El Evangelio según San Lucas nos presenta el sermón de las bienaventuranzas. Jesús sube al monte con sus discípulos y proclama: “Bienaventurados los pobres, porque vuestro es el Reino de Dios”. Aquí, Jesús no se refiere solo a la pobreza económica, sino a la pobreza de corazón, a aquellos que reconocen su necesidad de Dios. “Bienaventurados los que ahora tenéis hambre, porque seréis saciados”. Pero ¿de qué hambre habla Jesús? Del hambre de verdad, de justicia, de Dios. Solo en Jesús encontramos la verdadera saciedad. “Bienaventurados los que ahora lloráis, porque reiréis”. Jesús nos promete que nuestro dolor no es en vano, que nuestra tristeza tiene sentido si la vivimos con Él. Él viene a dar sentido a nuestra vida, a transformar nuestro sufrimiento en gozo. Jesús también nos advierte con gravedad: “Ay de vosotros, los ricos, porque ya habéis recibido a vuestro consuelo”. No porque ser rico sea malo en sí mismo, sino porque cuando ponemos nuestra esperanza en las riquezas y en los placeres del mundo, nos alejamos de Dios. “Ay de vosotros, los que ahora estáis saciados, porque tendréis hambre”. Si nuestra felicidad depende solo de lo material, tarde o temprano nos daremos cuenta de que nada de eso nos llena realmente. “Ay de vosotros, los que ahora reís, porque haréis duelo y lloraréis”
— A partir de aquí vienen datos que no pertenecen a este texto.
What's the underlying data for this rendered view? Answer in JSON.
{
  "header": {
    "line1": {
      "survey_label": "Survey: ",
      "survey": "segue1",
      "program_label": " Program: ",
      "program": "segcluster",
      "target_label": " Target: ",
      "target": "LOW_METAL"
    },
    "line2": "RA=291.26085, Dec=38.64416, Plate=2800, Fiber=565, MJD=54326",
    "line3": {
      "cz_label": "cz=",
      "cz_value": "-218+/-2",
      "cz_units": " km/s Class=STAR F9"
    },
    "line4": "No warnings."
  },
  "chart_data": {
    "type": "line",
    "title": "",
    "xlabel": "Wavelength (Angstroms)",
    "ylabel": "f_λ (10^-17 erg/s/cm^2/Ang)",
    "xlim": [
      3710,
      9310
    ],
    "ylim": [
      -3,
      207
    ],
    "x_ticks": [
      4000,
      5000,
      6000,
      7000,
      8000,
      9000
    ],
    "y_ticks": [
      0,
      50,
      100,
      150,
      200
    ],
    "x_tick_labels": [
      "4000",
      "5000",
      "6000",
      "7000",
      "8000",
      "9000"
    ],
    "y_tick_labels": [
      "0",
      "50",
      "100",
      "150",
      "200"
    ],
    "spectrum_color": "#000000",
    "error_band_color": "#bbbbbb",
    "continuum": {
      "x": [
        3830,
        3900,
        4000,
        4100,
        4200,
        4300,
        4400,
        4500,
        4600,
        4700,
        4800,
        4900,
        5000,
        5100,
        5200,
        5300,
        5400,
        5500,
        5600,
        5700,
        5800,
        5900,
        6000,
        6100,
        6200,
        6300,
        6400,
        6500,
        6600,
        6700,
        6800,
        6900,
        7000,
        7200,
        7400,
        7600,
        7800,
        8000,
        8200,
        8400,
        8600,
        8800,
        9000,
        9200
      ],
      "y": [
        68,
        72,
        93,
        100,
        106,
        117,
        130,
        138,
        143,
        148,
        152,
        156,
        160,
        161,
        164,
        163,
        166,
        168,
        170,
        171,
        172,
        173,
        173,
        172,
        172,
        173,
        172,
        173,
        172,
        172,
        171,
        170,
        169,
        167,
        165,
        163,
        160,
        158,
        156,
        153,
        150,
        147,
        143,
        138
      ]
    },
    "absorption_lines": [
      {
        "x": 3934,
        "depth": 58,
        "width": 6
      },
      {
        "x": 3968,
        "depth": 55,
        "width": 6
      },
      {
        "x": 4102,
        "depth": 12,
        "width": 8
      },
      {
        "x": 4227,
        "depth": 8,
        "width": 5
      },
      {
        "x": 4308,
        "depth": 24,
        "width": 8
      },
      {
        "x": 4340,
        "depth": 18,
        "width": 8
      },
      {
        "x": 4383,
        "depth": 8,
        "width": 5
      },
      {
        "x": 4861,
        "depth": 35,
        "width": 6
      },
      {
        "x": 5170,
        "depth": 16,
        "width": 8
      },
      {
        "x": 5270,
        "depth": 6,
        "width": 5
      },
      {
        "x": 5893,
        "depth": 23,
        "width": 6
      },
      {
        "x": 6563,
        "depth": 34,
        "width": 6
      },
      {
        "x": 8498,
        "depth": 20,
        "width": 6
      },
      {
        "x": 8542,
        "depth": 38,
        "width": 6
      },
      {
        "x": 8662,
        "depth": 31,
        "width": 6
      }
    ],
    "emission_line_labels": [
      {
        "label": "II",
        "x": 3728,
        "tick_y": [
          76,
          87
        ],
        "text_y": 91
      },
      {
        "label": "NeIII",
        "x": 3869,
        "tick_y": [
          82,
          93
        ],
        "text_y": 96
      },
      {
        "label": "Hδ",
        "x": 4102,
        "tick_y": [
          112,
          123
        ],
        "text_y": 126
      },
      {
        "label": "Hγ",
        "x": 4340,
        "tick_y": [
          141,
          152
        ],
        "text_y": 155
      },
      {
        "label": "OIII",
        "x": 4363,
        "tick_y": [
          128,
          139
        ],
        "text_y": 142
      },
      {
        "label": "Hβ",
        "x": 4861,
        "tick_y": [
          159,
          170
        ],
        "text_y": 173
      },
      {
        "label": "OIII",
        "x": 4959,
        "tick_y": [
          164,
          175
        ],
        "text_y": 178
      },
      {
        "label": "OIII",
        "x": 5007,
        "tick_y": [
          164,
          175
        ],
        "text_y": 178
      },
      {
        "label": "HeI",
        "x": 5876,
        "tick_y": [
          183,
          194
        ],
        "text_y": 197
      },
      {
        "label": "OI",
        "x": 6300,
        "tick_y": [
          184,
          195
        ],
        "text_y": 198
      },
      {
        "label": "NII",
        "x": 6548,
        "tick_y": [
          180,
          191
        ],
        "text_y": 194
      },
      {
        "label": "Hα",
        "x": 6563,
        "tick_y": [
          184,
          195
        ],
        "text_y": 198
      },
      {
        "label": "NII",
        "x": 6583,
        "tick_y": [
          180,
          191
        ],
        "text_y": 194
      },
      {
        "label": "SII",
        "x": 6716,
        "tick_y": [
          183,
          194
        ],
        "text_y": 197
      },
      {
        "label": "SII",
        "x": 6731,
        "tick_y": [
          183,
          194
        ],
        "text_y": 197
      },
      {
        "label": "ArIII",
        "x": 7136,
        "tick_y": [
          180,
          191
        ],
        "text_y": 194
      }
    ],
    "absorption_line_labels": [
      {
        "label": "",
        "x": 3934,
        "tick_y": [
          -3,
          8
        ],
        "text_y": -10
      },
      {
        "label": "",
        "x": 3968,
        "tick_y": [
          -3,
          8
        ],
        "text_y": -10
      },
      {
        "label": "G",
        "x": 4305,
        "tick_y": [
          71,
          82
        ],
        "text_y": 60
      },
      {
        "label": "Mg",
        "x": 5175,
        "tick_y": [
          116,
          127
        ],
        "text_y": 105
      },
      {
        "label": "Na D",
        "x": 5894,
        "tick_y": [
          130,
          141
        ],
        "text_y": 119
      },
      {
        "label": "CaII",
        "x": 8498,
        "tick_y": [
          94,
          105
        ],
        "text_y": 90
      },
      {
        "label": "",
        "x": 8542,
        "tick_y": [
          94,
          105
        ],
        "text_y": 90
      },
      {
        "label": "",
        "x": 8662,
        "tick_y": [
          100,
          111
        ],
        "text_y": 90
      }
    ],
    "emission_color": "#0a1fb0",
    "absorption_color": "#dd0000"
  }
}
No se trata de no disfrutar la vida, sino de no reírnos a costa de los demás, de no vivir en una falsa felicidad que ignora el sufrimiento del prójimo. Jesús nos llama a salir de nuestro hombre viejo, de nuestro egoísmo, de nuestro orgullo, y a abrirnos a la verdadera felicidad que solo Él puede darnos.
Hermanos, que esta Palabra nos ayude a confiar más en Dios y a no poner nuestra seguridad en las cosas pasajeras. Que este Espíritu habita en cada uno de vosotros y nos transforma en personas verdaderamente felices, porque nuestra esperanza está en Cristo resucitado.
Recen por mí, porque también lo necesito.